All of the elements came together, and Eva Coo was roundly convicted of the murder of Harry Wright. Coo was convicted of first degree murder, and at the time the mandatory punishment was the death penalty. Clift was found guilty of second degree murder, and was handed a sentence of twenty years to life in prison. She served her time, was released, and never heard from again, presumably changing her name.
Imprisonment and Execution
After the trial, Coo was sent to Sing Sing prison in Ossining, New York where she was put into their "Death House". Appeals to her sentence were filed and overturned. Her date with Old Sparky, the prison's electric chair was set for June 27th, 1935 at 11pm. The date was just over a year from when Harry Wright was murdered.
Coo spent her last day having a self pity party, crying and wailing throughout most of it. She composed herself when 11pm rolled around, and it was time to head to Old Sparky. Her guards seated her strapped her in, and proceeded to exit the execution chamber.

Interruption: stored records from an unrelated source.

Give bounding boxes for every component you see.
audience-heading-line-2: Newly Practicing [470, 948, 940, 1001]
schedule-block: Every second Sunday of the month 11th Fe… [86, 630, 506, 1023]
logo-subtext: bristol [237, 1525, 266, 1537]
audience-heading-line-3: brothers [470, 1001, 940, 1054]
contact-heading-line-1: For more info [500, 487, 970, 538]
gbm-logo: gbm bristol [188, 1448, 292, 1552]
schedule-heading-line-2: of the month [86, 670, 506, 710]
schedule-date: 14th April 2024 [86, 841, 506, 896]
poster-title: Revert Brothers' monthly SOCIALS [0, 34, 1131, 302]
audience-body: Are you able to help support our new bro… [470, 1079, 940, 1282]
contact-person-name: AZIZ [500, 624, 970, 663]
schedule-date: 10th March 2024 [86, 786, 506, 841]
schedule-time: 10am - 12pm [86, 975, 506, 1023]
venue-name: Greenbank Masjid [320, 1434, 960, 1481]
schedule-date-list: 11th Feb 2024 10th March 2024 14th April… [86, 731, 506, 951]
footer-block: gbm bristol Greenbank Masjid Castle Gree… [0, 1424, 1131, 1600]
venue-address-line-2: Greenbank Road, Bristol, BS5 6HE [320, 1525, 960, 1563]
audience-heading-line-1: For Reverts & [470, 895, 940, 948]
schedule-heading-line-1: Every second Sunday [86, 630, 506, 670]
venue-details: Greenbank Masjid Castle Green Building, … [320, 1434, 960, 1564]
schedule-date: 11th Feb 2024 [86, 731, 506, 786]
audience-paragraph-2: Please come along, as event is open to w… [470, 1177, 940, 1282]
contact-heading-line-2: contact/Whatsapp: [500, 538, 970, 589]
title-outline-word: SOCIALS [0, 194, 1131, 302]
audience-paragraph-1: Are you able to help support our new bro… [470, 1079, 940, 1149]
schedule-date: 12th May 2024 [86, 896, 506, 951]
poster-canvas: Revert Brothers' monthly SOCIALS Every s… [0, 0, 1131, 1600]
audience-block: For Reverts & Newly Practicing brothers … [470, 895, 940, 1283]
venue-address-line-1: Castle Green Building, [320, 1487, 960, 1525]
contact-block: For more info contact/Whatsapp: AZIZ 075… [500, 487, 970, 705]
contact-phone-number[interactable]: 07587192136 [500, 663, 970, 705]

As they left, she cried out: "Goodbye, darlings!" An electrician checked over everything and waited for the warden's signal. When given, Eva Coo's time on Earth came to an end.
After the execution, the presiding warden, Lewis Lawes was critical of how everything went down. He was quoted as saying: “I don’t know if she was innocent or guilty. But I do know she got a rotten deal all around, rotten. And I’m not defending her – she may be guilty as well, but she got a raw deal. Her trial attorneys – do you know what they did to help her lately? Know what? One of them wrote to me, saying he’d like four invitations to her execution. That’s the kind of defense she had.”
Today, especially locally, the story of Eva Coo is told and told again. There are books, articles, Facebook posts, and even a locally produced film on the topic.
Thank you for following along, darlings! It's been fun putting this on paper for your reading pleasure.